Geela Keenainak and Igah Etuangat have dedicated half their long lives to the loom and have only one final work to complete before they call it quits.



photo courtesy of Uqqurmiut Centre for Arts and Crafts Igah Etuangat, left, and Geela Keenainak work on the last tapestry of their careers, "Combs of our Ancestors.” Weavers from the Uqqurmiut Centre for Arts and Crafts started working on it in December and expect to put the finishing touches on it in March. - photo courtesy of Uqqurmiut Centre for Arts and Crafts

The new tapestry will be called "Combs of our Ancestors," based off an illustration of ancient Inuit combs recently dug out of an archaeological site. It has taken more than two months to complete on the weave on the shop's largest loom, requiring several weavers to work at once in close co-ordination.

Through an interpreter, Etuangat said even though she's been weaving for 34 years it doesn't seem like it's been that long. She is grateful to her co-workers for being nice to her and helping her out, even when days are difficult.

Etuangat stressed the challenging nature of tapestry-weaving, especially when you are new to the craft. She would encourage young people with an interest to try it out, but warned that beginning weavers would have to tough it out at first, until they are skilled enough to produce good tapestries.

Etuangat recalled the first tapestry she ever weaved, a a small tapestry of a bird with many feathers. She wasn't satisfied with the way it came out, so she had to take it apart and redo it.

Tapestry-weaving is a complex art. It begins with an artist's drawing or "cartoon," which the finished tapestry will duplicate. Weavers expand the drawing and carefully select the coloured yarns they will use for each section of the finished product. The vertical warp threads hold the tapestry together, and the horizontal, coloured weft threads give the tapestry the image of the cartoon.

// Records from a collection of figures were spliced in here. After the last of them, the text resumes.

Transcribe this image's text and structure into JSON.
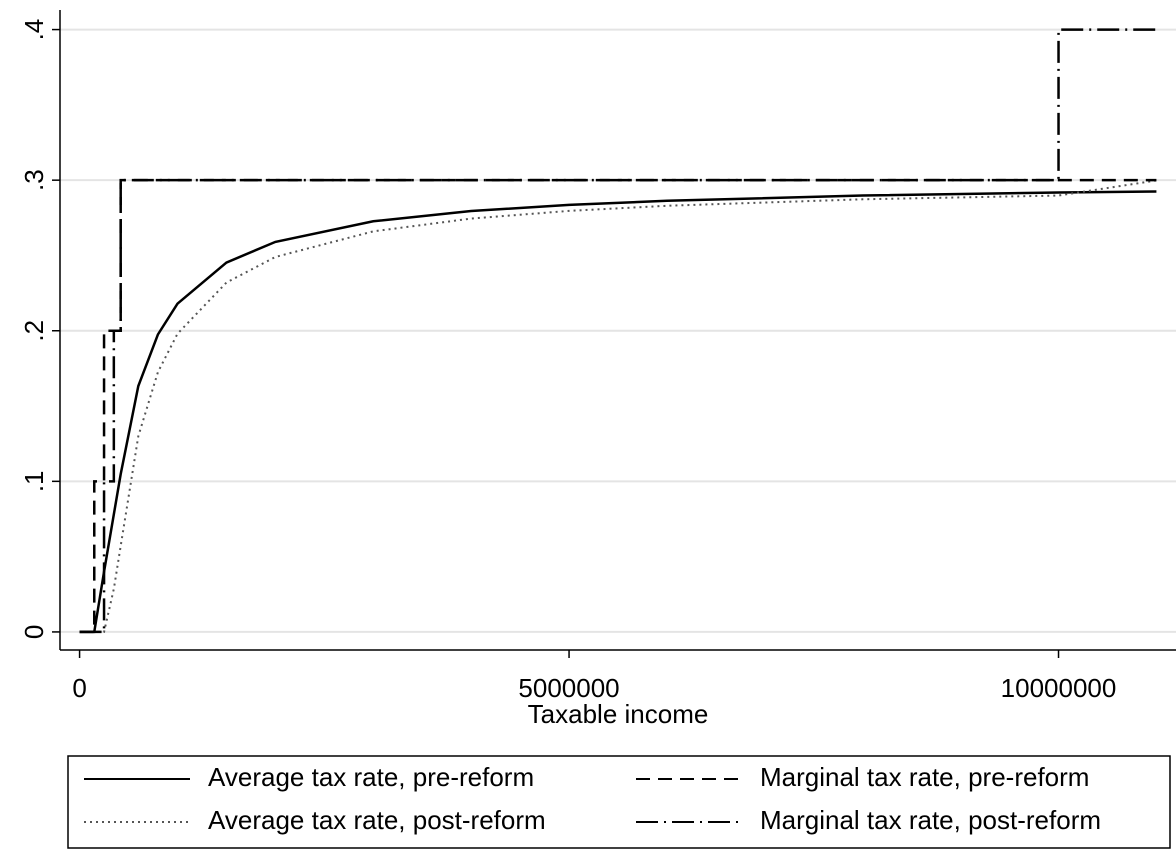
{
  "chart_data": {
    "type": "line",
    "x_label": "Taxable income",
    "xlim": [
      -200000,
      11200000
    ],
    "ylim": [
      -0.012,
      0.413
    ],
    "xticks": [
      0,
      5000000,
      10000000
    ],
    "yticks": [
      0,
      {
        "value": 0.1,
        "label": ".1"
      },
      {
        "value": 0.2,
        "label": ".2"
      },
      {
        "value": 0.3,
        "label": ".3"
      },
      {
        "value": 0.4,
        "label": ".4"
      }
    ],
    "grid": true,
    "legend": "bottom",
    "series": [
      {
        "name": "Average tax rate, pre-reform",
        "color": "#000000",
        "dash": "solid",
        "x": [
          0,
          150000,
          250000,
          420000,
          600000,
          800000,
          1000000,
          1500000,
          2000000,
          3000000,
          4000000,
          5000000,
          6000000,
          8000000,
          10000000,
          11000000
        ],
        "values": [
          0,
          0,
          0.04,
          0.1048,
          0.1633,
          0.1975,
          0.218,
          0.2453,
          0.259,
          0.2727,
          0.2795,
          0.2836,
          0.2863,
          0.2898,
          0.2918,
          0.2925
        ]
      },
      {
        "name": "Average tax rate, post-reform",
        "color": "#555555",
        "dash": "dot",
        "x": [
          0,
          250000,
          350000,
          420000,
          600000,
          800000,
          1000000,
          1500000,
          2000000,
          3000000,
          4000000,
          5000000,
          6000000,
          8000000,
          10000000,
          11000000
        ],
        "values": [
          0,
          0,
          0.0286,
          0.0571,
          0.13,
          0.1725,
          0.198,
          0.232,
          0.249,
          0.266,
          0.2745,
          0.2796,
          0.283,
          0.2873,
          0.2898,
          0.2998
        ]
      },
      {
        "name": "Marginal tax rate, pre-reform",
        "color": "#000000",
        "dash": "dash",
        "x": [
          0,
          150000,
          150000,
          250000,
          250000,
          420000,
          420000,
          11000000
        ],
        "values": [
          0,
          0,
          0.1,
          0.1,
          0.2,
          0.2,
          0.3,
          0.3
        ]
      },
      {
        "name": "Marginal tax rate, post-reform",
        "color": "#000000",
        "dash": "dashdot",
        "x": [
          0,
          250000,
          250000,
          350000,
          350000,
          420000,
          420000,
          10000000,
          10000000,
          11000000
        ],
        "values": [
          0,
          0,
          0.1,
          0.1,
          0.2,
          0.2,
          0.3,
          0.3,
          0.4,
          0.4
        ]
      }
    ]
  }
}
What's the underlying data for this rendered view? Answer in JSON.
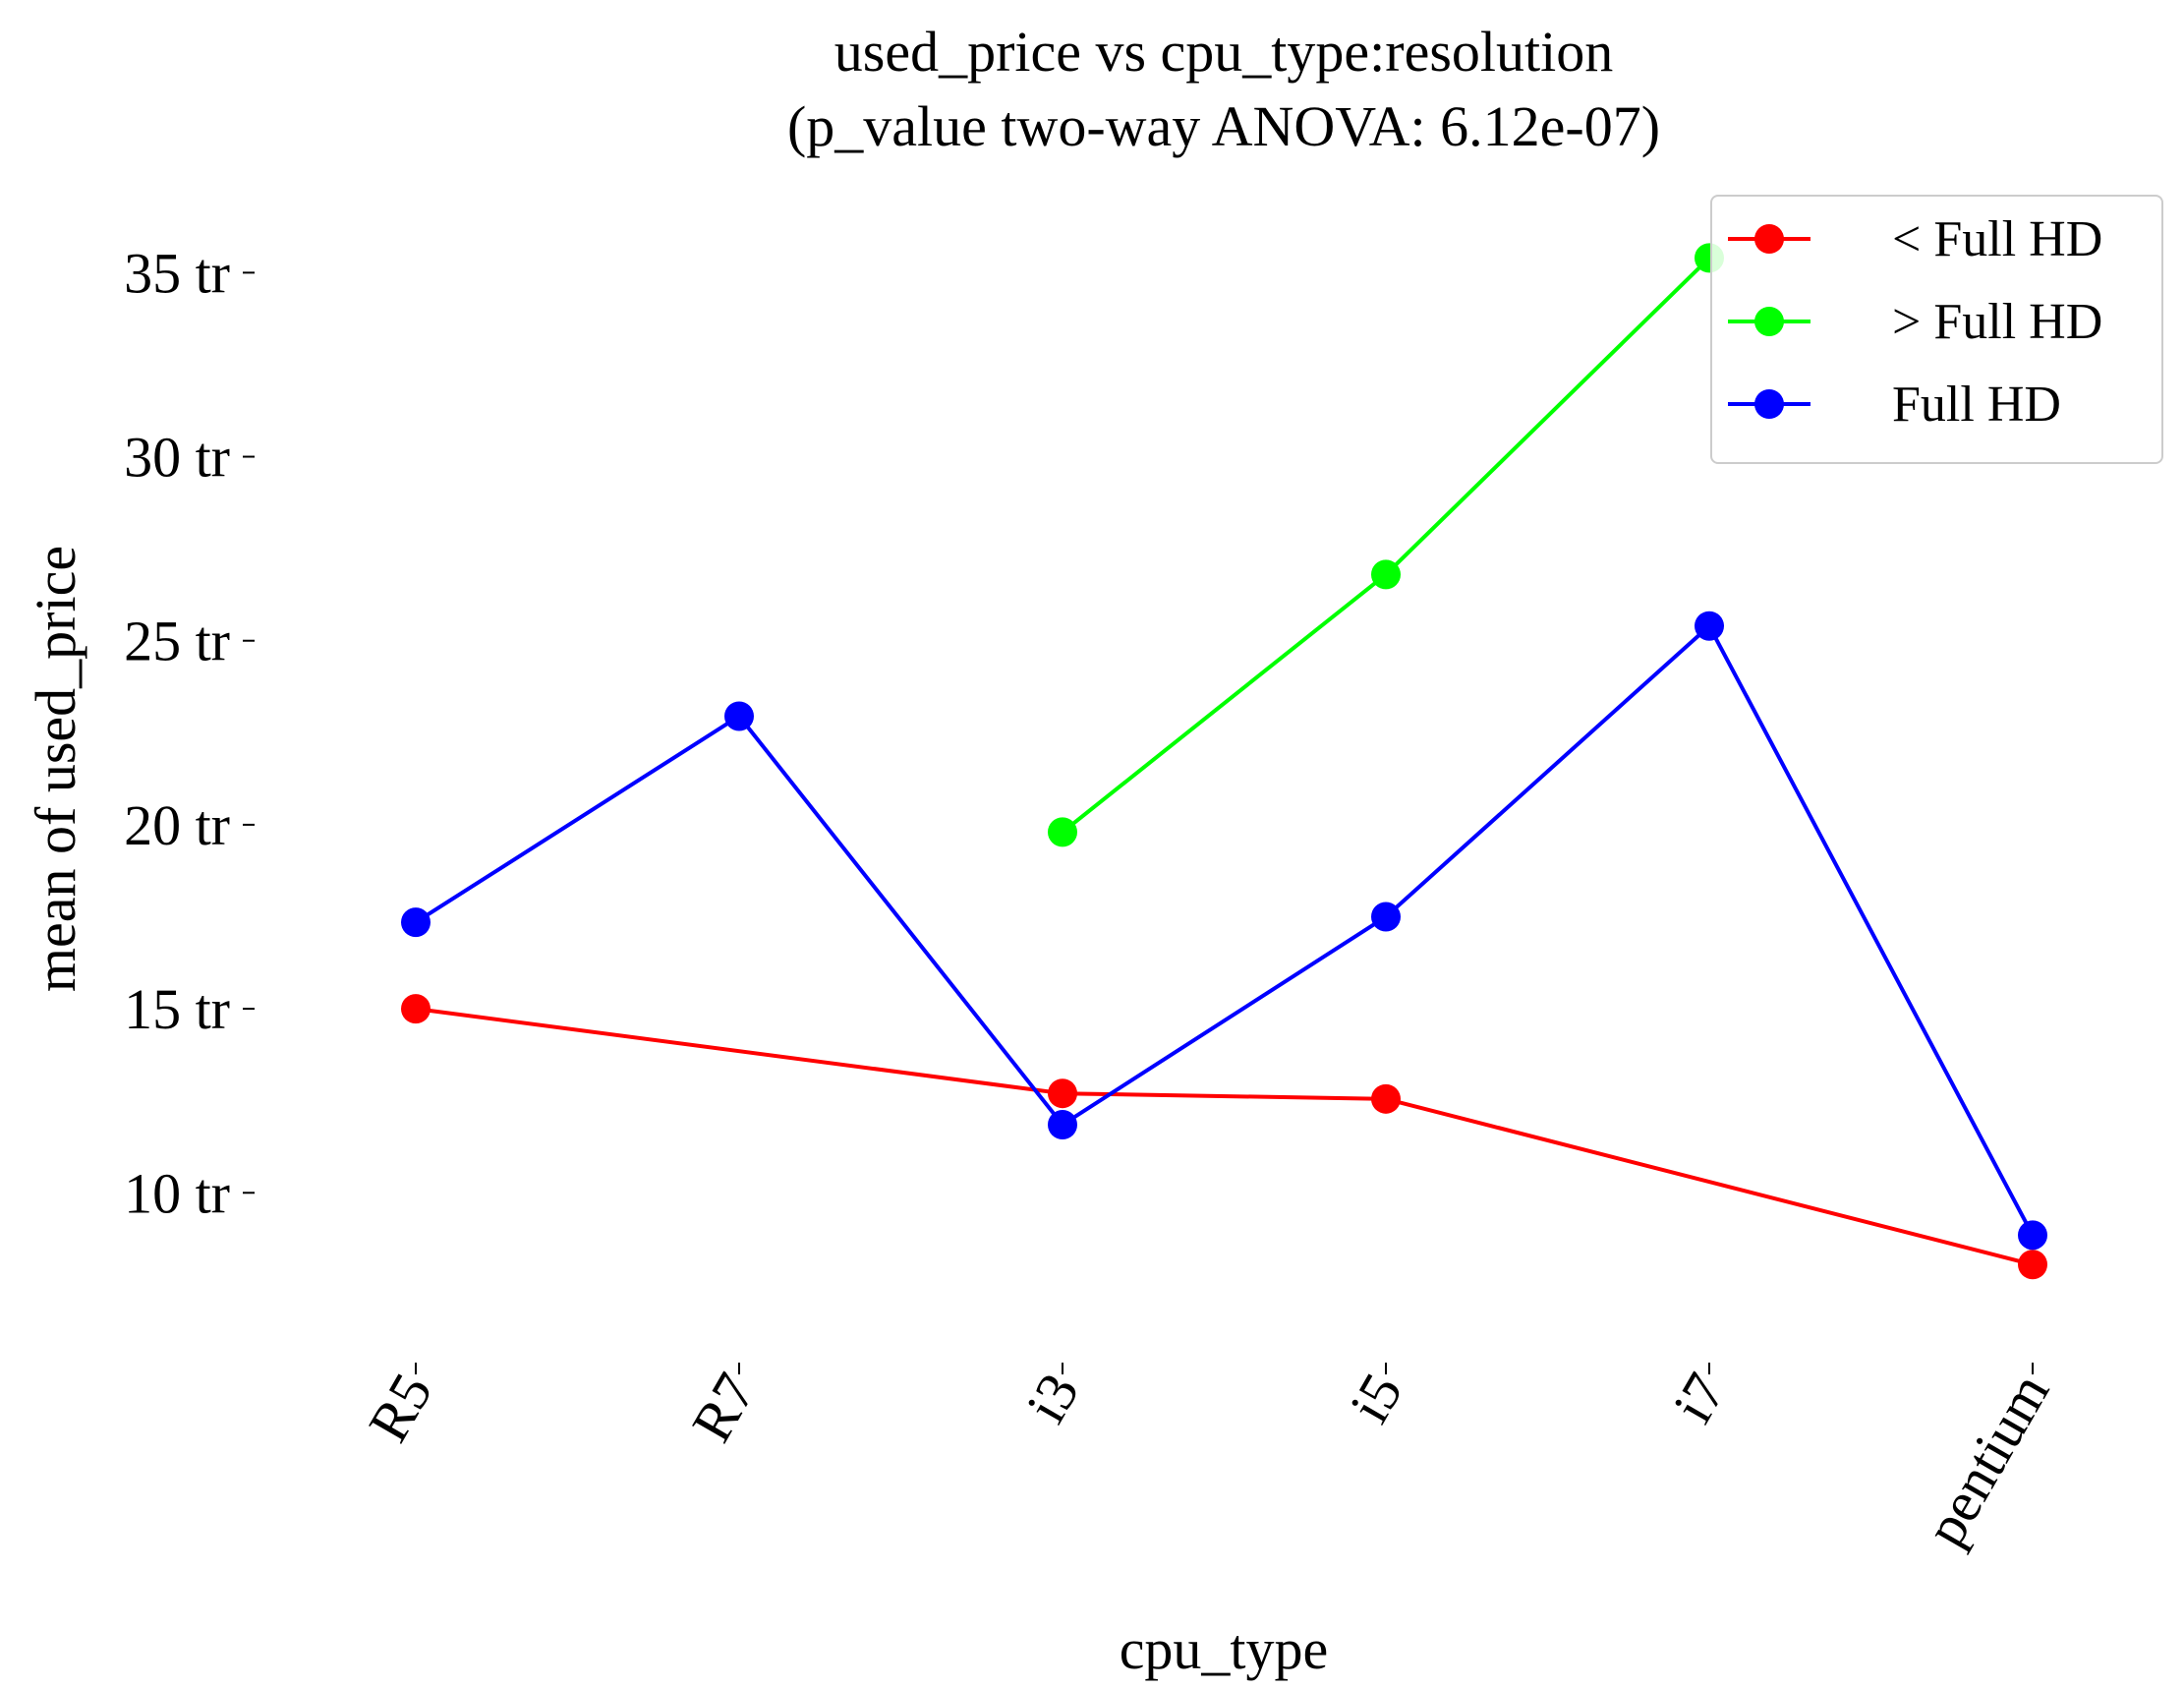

Etuangat and Keenainak were both born in camps in Cumberland Sound before their families settled in the new permanent hamlet of Pangnirtung. Their families included traditional crafters such as carvers and seamstresses. Before discovering tapestry-weaving both women were skilled at traditional Inuit tailoring, sewing parkas, kamiks, blankets and amautit.

In the 1970s the federal government sent artisans and craftspeople of many disciplines to small communities and Pangnirtung was chosen to try out tapestry-weaving. Since then the program has devolved to the government of the Northwest Territories and then to Nunavut.

It was through this program, now administered through the Uqqurmiut Centre for Arts and Crafts, that Keenainak and Etuangat learned their craft.